I templari c'entrano sempre
Die Templer haben ihre Finger immer im Spiel
(Umberto Eco, Das Foucaultsche Pendel)
"Also, Alex, wie hat dir der Film gefallen?" Nina nippte an ihrem Glas Montepulciano und sah ihren Freund fragend an."Alex? Hörst du mir überhaupt zu?" Alexander Behaim schrak hoch und starrte Nina an.
"Äh ja, der Film, gut. Gut. Ich meine, ein bisschen zu …"
"Ein bisschen zu was? Alex, Alex!" Nina seufzte und knallte ihr Glas auf den Kneipentisch. "Herrgottnochmal; wir wollten uns einen schönen Abend machen, Kinogehen, ein Glas Wein danach, und du, du erinnerst dich wahrscheinlich nicht einmal, was für einen Film wir gerade gesehen haben, stimmt's?"
"Doch, doch, entschuldige bitte, aber ich bin in Gedanken gerade wo anders."
"Das sehe ich, und das ist auch nichts Neues, Alex, und irgendwie verstehe ich dich ja auch. Du hast dich in diese Templermärchen verbissen, und das beschäftigt dich halt. Aber langsam wird das zu viel, das ist ja schon fast krankhaft!"

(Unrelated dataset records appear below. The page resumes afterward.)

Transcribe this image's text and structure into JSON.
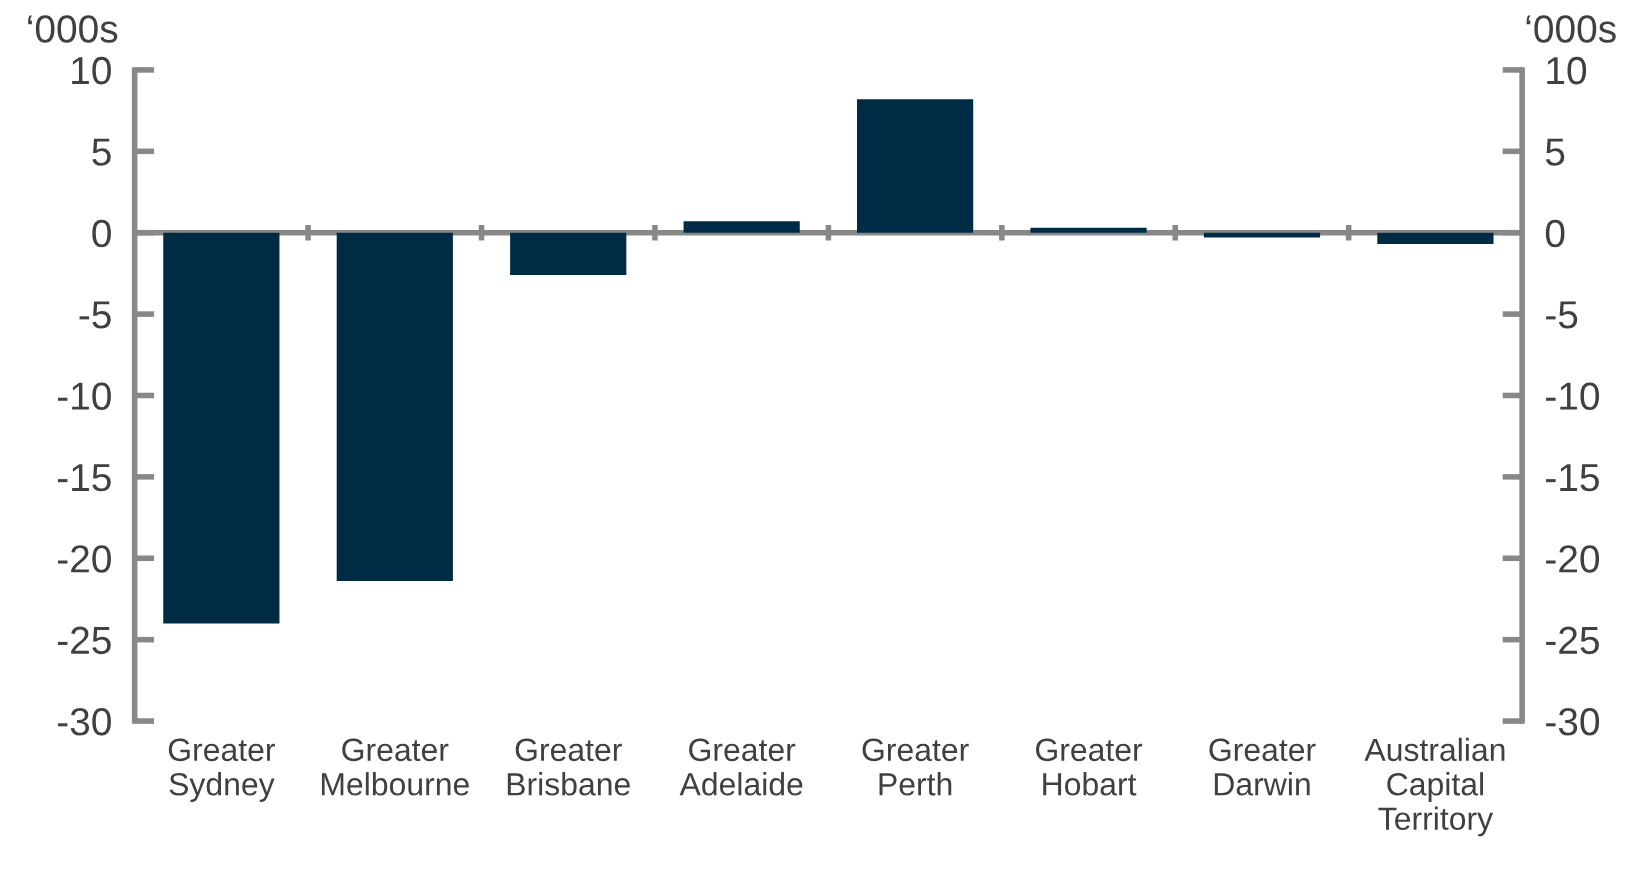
{
  "chart_data": {
    "type": "bar",
    "categories": [
      "Greater\nSydney",
      "Greater\nMelbourne",
      "Greater\nBrisbane",
      "Greater\nAdelaide",
      "Greater\nPerth",
      "Greater\nHobart",
      "Greater\nDarwin",
      "Australian\nCapital\nTerritory"
    ],
    "values": [
      -24.0,
      -21.4,
      -2.6,
      0.7,
      8.2,
      0.3,
      -0.3,
      -0.7
    ],
    "color": "#002b45",
    "ylabel": "‘000s",
    "y2label": "‘000s",
    "ylim": [
      -30,
      10
    ],
    "yticks": [
      -30,
      -25,
      -20,
      -15,
      -10,
      -5,
      0,
      5,
      10
    ],
    "y2lim": [
      -30,
      10
    ],
    "y2ticks": [
      -30,
      -25,
      -20,
      -15,
      -10,
      -5,
      0,
      5,
      10
    ],
    "ref_lines": [
      {
        "axis": "y",
        "value": 0,
        "color": "#888888"
      }
    ],
    "legend": false
  }
}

Alexander Behaim riss die Augen auf.
"Templermärchen, krankhaft? So siehst du das? Ich dachte, dass dich das auch interessiert."

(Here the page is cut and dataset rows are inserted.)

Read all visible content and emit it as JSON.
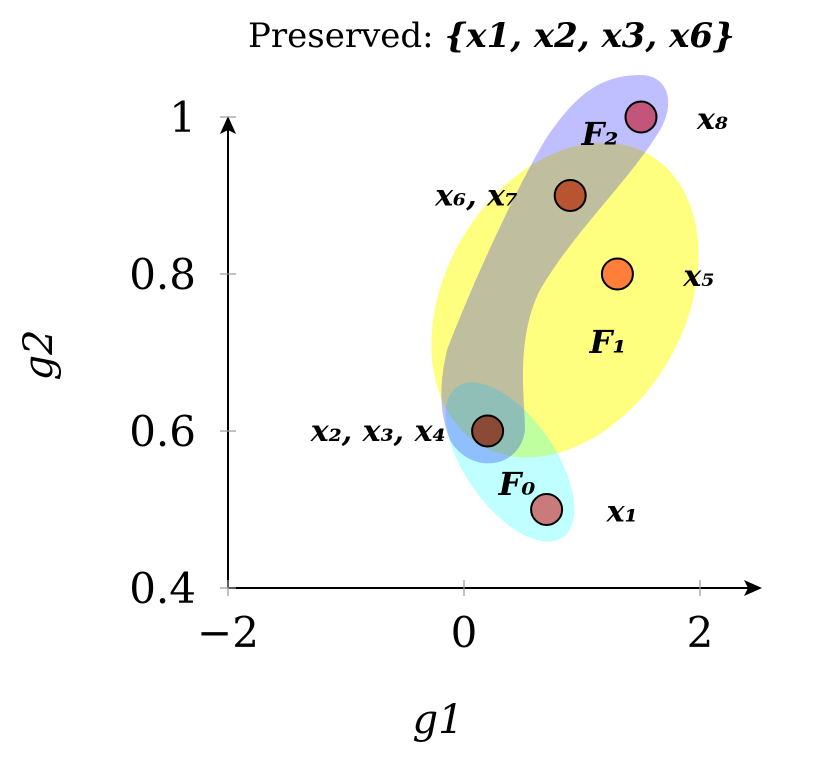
{
  "chart_data": {
    "type": "scatter",
    "title": "Preserved: {x1, x2, x3, x6}",
    "title_prefix": "Preserved: ",
    "title_set": "{x1, x2, x3, x6}",
    "xlabel": "g1",
    "ylabel": "g2",
    "xlim": [
      -2,
      2.5
    ],
    "ylim": [
      0.4,
      1.0
    ],
    "xticks": [
      -2,
      0,
      2
    ],
    "yticks": [
      0.4,
      0.6,
      0.8,
      1.0
    ],
    "xtick_labels": [
      "−2",
      "0",
      "2"
    ],
    "ytick_labels": [
      "0.4",
      "0.6",
      "0.8",
      "1"
    ],
    "grid": false,
    "points": [
      {
        "label": "x1",
        "label_text": "𝒙₁",
        "x": 0.7,
        "y": 0.5,
        "color": "#c97b7b"
      },
      {
        "label": "x2, x3, x4",
        "label_text": "𝒙₂, 𝒙₃, 𝒙₄",
        "x": 0.2,
        "y": 0.6,
        "color": "#8b4a35"
      },
      {
        "label": "x5",
        "label_text": "𝒙₅",
        "x": 1.3,
        "y": 0.8,
        "color": "#ff7f3a"
      },
      {
        "label": "x6, x7",
        "label_text": "𝒙₆, 𝒙₇",
        "x": 0.9,
        "y": 0.9,
        "color": "#b85530"
      },
      {
        "label": "x8",
        "label_text": "𝒙₈",
        "x": 1.5,
        "y": 1.0,
        "color": "#c2567a"
      }
    ],
    "fronts": [
      {
        "name": "F0",
        "label_text": "F₀",
        "color": "#00ffff",
        "opacity": 0.25
      },
      {
        "name": "F1",
        "label_text": "F₁",
        "color": "#ffff00",
        "opacity": 0.5
      },
      {
        "name": "F2",
        "label_text": "F₂",
        "color": "#0000ff",
        "opacity": 0.25
      }
    ]
  }
}
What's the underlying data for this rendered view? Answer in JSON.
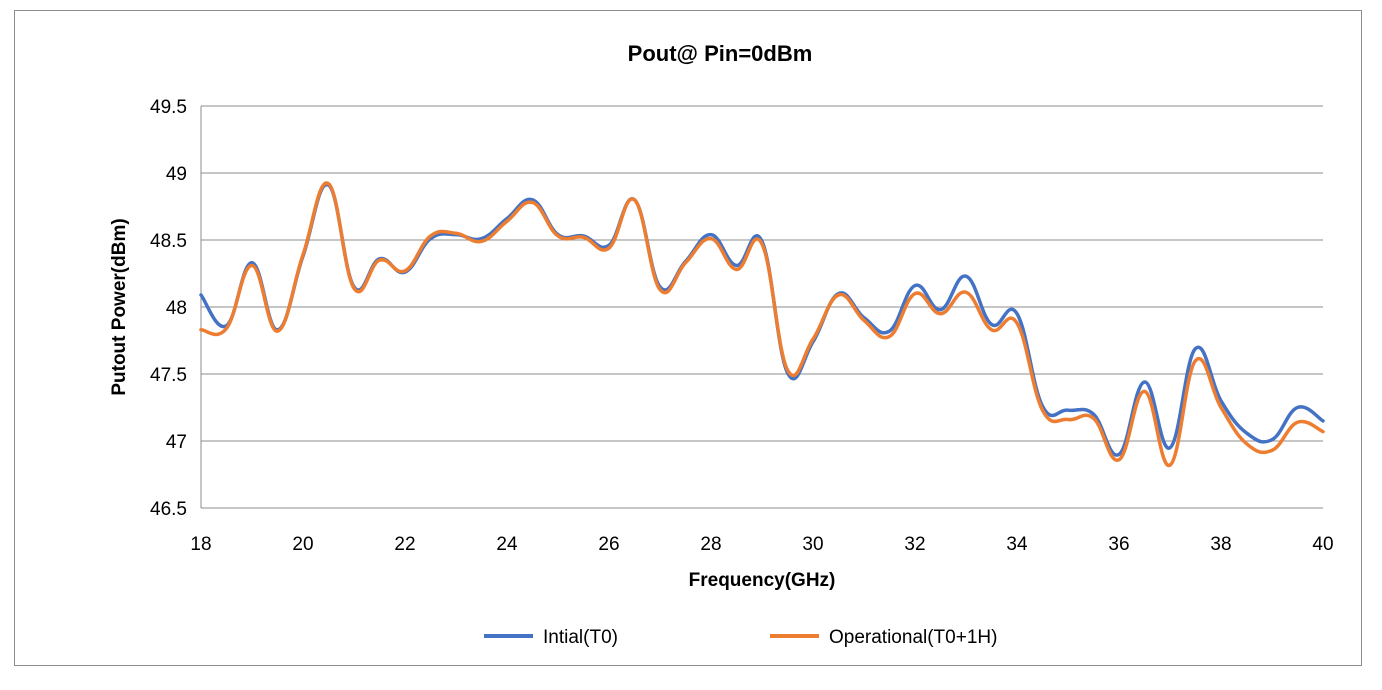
{
  "chart_data": {
    "type": "line",
    "title": "Pout@ Pin=0dBm",
    "xlabel": "Frequency(GHz)",
    "ylabel": "Putout Power(dBm)",
    "xlim": [
      18,
      40
    ],
    "ylim": [
      46.5,
      49.5
    ],
    "x_ticks": [
      "18",
      "20",
      "22",
      "24",
      "26",
      "28",
      "30",
      "32",
      "34",
      "36",
      "38",
      "40"
    ],
    "y_ticks": [
      "46.5",
      "47",
      "47.5",
      "48",
      "48.5",
      "49",
      "49.5"
    ],
    "grid": "horizontal",
    "legend_position": "bottom",
    "x": [
      18,
      18.5,
      19,
      19.5,
      20,
      20.5,
      21,
      21.5,
      22,
      22.5,
      23,
      23.5,
      24,
      24.5,
      25,
      25.5,
      26,
      26.5,
      27,
      27.5,
      28,
      28.5,
      29,
      29.5,
      30,
      30.5,
      31,
      31.5,
      32,
      32.5,
      33,
      33.5,
      34,
      34.5,
      35,
      35.5,
      36,
      36.5,
      37,
      37.5,
      38,
      38.5,
      39,
      39.5,
      40
    ],
    "series": [
      {
        "name": "Intial(T0)",
        "color": "#4472c4",
        "values": [
          48.09,
          47.86,
          48.33,
          47.83,
          48.38,
          48.91,
          48.15,
          48.36,
          48.26,
          48.51,
          48.54,
          48.51,
          48.66,
          48.8,
          48.54,
          48.53,
          48.46,
          48.8,
          48.15,
          48.34,
          48.54,
          48.31,
          48.49,
          47.51,
          47.74,
          48.1,
          47.92,
          47.82,
          48.16,
          47.98,
          48.23,
          47.87,
          47.95,
          47.26,
          47.23,
          47.2,
          46.9,
          47.44,
          46.95,
          47.69,
          47.3,
          47.06,
          47.01,
          47.25,
          47.15
        ]
      },
      {
        "name": "Operational(T0+1H)",
        "color": "#ed7d31",
        "values": [
          47.83,
          47.84,
          48.31,
          47.82,
          48.39,
          48.92,
          48.14,
          48.35,
          48.27,
          48.53,
          48.55,
          48.49,
          48.64,
          48.78,
          48.53,
          48.52,
          48.44,
          48.8,
          48.13,
          48.33,
          48.51,
          48.28,
          48.47,
          47.53,
          47.76,
          48.09,
          47.9,
          47.78,
          48.1,
          47.95,
          48.11,
          47.83,
          47.88,
          47.23,
          47.16,
          47.17,
          46.86,
          47.37,
          46.82,
          47.6,
          47.25,
          46.98,
          46.93,
          47.14,
          47.07
        ]
      }
    ]
  }
}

"Ja schon, Alex, ich bin doch keine dumme Kuh, die sich nur Liebesschnulzen ansieht, shoppen geht und Nägel lackiert, aber es gibt noch was anderes als deine Templer. Die sind ja schon zu einer Obsession geworden, merkst du das nicht? Du bist doch nicht Indiana Jones und ich schon gar nicht Lara Croft! Der Schatz der Templer ist ein interessanter Mythos, eine Legende, nichts weiter. Aber du verlierst dich darin, und das macht mir Sorgen."

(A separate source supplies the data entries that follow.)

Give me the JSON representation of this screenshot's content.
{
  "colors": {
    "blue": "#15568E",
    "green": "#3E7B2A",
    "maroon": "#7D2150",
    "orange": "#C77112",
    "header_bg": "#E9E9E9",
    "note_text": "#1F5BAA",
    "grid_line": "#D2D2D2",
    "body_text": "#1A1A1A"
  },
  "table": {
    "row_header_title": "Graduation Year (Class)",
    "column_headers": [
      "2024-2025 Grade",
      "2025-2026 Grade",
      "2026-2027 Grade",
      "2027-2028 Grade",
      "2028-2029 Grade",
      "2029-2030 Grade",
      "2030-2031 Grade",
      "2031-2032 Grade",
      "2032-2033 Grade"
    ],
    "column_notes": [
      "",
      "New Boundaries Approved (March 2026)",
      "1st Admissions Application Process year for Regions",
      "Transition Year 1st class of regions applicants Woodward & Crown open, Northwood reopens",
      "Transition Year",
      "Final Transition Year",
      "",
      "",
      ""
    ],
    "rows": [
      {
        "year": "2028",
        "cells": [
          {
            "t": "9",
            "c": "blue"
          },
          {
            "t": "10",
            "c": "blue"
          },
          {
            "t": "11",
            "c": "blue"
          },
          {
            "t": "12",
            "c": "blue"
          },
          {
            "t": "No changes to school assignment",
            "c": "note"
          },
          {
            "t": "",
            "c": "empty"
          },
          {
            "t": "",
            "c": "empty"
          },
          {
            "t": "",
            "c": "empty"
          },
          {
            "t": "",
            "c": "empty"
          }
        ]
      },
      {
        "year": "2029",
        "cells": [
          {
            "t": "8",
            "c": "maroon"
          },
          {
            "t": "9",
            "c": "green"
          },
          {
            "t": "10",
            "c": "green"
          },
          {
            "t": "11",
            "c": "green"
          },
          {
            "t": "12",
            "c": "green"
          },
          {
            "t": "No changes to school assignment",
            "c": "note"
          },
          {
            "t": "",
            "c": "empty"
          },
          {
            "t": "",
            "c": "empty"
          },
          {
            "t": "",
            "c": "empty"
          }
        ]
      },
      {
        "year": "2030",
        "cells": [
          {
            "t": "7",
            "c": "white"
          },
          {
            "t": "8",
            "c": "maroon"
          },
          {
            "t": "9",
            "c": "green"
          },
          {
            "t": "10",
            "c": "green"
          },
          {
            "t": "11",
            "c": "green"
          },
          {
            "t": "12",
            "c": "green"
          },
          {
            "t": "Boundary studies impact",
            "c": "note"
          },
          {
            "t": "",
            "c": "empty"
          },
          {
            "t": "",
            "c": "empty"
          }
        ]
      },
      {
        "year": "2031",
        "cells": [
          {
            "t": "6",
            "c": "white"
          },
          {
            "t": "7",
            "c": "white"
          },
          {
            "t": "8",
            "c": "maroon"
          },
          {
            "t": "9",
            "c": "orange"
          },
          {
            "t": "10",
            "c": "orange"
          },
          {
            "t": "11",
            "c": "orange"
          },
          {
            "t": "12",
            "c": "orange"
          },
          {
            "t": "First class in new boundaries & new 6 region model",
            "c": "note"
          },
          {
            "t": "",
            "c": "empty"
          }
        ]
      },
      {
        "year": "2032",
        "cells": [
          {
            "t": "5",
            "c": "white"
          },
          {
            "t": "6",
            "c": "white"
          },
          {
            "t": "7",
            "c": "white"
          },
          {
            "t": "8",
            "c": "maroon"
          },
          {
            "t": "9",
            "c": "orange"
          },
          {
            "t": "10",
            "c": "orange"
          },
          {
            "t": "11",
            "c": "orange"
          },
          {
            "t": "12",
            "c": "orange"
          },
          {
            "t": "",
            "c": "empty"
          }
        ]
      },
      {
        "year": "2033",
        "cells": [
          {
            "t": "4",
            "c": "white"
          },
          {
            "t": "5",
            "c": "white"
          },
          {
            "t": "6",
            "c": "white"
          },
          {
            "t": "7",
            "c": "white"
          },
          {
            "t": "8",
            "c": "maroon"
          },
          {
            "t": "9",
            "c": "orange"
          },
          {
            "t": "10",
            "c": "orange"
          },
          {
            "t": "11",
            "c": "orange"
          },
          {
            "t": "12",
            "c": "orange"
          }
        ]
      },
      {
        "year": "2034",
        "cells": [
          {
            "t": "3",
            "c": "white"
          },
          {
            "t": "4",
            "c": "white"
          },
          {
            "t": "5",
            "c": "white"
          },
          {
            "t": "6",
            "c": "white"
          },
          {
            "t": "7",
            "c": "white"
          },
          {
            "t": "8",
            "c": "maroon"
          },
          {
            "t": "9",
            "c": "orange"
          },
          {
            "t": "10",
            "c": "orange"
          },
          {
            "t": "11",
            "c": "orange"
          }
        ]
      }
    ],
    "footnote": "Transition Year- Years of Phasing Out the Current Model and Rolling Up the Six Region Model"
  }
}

"Ach ja?" Behaim stürzte wütend seinen Wein hinunter und winkte der Kellnerin nach Nachschub. "Eine Legende? Nach dem 1. Kreuzzug kommen im Jahr 1119 neun Ritter nach Jerusalem, der König räumt seine Gemächer auf dem Tempelberg für sie, und diese neun machen 9 Jahre lang nichts anderes, als sich durch die Fundamente des Salomonischen Tempels zu graben. Was sie dort suchten, war und ist unbekannt. Das sind bestätigte Tatsachen. Und danach gründeten sie den ersten Ritterorden, der schwuppdiwupp zur mächtigsten und reichsten Organisation der westliche Welt wurde. Auch das ist keine Legende. Und dann…"
"Dann hat König Philip am 'Schwarzen Freitag' dem 13. Oktober 1307 in einer Nacht- und Nebelaktion alle Anführer verhaften, foltern und auf dem Scheiterhaufen verbrennen lassen. Aber der sagenhafte Schatz, an den er wollte, blieb verschwunden bis heute. Alex, Alex, du hast mir das schon hunderttausendmal erzählt; ich kann's fast singen!"
"Jetzt sei doch nicht so negativ, Nina, das ist kein Märchen. Wie geht das? Warum haben die Templer sich nicht gewehrt? Wohin ist ihr unglaublicher Reichtum so schnell verschwunden?
Via La Rochelle nach Schottland oder gar nach Amerika? Seit Jahrhunderten sucht man danach, und ich …"
"… und du hast den Schlüssel dazu gefunden, ich weiß, ich weiß."
"Warum klingt das so sarkastisch? Ich allein habe den Bezug zu Paracelsus entdeckt; darauf ist noch niemand von all den Historikern, Bestsellerautoren und Schatzsuchern gekommen. Das Testament des Paracelsus sagt, wo die drei Teile des Schatzes verborgen liegen. Natürlich nicht klar und deutlich, sondern verschlüsselt. Paracelsus ist der Begründer der neuen Medizin, hat Bahnbrechendes geleistet – der schreibt doch keine Märchen in sein Testament!"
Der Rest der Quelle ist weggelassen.